Skip to content

[Glebs] - SUB Canonical Importer #173

@piconti

Description

@piconti

This issue describes the tasks and steps which compose the creation of a new SUB importer in the text_preparation.importer module.
The idea is to delegate this task to @maslionok as it is quite self contained.

General description of our needs

We would need to implement the classes which import SUB's OCR/OLR data into our canonical format on S3.
This is done by the text_preparation.importer module in two main parts:

  • Classes and detect functions - in the classes.py and detect.py scripts of the importers.sub module
    • classes.py define the Canonical Issue and Canonical Page classes for the SUB case, taking into account all the specificities of this exact version of mets/alto OCR/OLR
    • detect.py define the functions used to identify all the issues to ingest inside the file system, using "IssueDir" objects, which are named tuples holding all the main information identifying an issue.
    • Both of these scripts are very similar from importer to importer, and the code from other METS/ALTO based importers can (and should!) completely be used as guide and example, especially the code of BL, BNF, BNF-EN.
  • Orchestators generic_importer.py and core.py.
    • These are the main orchestrators of the imports. they are not to be modified too much as they work in the same way for all importers.
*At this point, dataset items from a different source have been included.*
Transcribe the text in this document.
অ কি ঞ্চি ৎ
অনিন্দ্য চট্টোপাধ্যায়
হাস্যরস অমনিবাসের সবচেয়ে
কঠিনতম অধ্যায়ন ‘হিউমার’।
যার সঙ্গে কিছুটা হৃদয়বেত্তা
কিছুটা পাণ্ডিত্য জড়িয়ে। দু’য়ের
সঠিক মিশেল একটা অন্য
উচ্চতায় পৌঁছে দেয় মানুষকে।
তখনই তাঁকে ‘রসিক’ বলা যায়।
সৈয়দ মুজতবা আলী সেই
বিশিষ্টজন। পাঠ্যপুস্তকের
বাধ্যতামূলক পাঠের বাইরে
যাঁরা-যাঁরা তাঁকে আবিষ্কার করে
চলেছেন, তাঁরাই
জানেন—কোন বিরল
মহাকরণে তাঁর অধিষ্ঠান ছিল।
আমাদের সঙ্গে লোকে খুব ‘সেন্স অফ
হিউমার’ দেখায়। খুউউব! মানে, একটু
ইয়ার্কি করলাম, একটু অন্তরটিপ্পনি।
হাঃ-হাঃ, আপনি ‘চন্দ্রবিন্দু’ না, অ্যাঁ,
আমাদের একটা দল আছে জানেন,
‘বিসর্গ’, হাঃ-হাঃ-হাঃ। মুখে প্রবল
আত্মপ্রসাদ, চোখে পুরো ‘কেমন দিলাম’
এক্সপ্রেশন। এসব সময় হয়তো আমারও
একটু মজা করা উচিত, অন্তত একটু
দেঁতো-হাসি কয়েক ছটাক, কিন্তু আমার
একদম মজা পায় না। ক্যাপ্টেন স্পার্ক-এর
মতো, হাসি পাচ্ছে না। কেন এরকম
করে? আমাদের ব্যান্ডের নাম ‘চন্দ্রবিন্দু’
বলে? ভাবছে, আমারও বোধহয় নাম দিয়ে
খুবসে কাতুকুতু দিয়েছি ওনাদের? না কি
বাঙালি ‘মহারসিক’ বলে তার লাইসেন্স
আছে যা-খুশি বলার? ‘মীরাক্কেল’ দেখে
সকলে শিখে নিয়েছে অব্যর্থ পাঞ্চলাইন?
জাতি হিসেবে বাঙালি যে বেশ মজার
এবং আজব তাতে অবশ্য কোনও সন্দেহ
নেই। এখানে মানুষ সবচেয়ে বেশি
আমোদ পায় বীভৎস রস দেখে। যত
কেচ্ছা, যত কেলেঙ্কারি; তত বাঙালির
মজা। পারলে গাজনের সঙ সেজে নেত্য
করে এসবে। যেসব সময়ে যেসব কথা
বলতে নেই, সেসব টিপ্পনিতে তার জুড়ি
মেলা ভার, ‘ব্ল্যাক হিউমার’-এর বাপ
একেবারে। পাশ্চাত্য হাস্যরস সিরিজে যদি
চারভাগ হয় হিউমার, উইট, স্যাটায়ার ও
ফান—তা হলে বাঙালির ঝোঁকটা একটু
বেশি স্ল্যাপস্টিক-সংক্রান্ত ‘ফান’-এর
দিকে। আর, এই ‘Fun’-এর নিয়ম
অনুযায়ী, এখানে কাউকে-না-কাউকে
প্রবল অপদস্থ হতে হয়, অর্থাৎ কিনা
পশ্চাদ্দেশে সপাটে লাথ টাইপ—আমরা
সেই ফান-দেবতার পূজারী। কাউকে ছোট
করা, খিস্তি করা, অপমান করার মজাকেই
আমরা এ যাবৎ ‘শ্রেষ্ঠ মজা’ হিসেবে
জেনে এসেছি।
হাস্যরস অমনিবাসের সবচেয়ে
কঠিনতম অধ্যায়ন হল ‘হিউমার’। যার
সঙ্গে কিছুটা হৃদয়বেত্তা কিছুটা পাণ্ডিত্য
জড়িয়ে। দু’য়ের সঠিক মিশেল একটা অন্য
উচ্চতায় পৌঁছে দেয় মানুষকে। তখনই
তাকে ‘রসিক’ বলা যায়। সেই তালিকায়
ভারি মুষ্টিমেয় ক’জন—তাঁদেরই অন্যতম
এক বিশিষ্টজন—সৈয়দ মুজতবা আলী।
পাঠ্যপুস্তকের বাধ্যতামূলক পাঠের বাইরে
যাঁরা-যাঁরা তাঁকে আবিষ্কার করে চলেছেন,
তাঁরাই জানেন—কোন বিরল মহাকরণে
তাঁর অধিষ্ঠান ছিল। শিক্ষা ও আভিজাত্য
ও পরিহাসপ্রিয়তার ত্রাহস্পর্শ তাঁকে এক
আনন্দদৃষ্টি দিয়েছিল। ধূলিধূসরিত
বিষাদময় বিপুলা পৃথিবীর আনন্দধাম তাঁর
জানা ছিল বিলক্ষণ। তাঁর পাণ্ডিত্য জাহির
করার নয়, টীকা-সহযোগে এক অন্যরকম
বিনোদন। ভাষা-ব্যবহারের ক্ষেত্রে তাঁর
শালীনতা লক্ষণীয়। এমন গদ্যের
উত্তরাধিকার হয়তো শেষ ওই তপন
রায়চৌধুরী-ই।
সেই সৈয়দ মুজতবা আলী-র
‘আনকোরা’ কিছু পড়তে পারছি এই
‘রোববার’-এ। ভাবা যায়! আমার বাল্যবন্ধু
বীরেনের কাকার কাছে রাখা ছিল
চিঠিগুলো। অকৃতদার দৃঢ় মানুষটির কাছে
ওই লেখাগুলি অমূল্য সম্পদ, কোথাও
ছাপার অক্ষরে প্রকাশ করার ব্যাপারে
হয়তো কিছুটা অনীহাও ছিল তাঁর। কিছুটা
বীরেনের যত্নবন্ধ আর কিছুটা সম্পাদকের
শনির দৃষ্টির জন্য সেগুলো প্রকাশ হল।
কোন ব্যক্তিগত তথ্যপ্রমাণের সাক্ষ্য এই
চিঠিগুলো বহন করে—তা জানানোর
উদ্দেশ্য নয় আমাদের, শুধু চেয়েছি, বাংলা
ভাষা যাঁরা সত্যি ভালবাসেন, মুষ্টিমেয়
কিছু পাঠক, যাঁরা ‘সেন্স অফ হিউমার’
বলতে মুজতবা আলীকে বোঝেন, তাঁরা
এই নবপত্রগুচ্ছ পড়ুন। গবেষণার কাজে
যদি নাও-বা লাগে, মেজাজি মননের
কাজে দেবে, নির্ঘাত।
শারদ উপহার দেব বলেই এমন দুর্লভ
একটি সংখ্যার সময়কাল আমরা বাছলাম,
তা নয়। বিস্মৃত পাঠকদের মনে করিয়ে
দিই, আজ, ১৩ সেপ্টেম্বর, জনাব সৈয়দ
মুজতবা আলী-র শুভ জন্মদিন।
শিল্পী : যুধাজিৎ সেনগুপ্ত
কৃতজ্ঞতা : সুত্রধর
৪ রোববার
Reading them can allow to understand better how everything works (eg. how issues are serialized first, the lazy behavior of page objects, error logging etc). It might be that there are errors in these scripts, but it would be best to come to me about them as this impacts all canonical imports.

Much more precise information can be found in the documentation for the project, but don't hesitate to reach out and ask if there is anything which is unclear

Here are the json schemas the pages and issues follow.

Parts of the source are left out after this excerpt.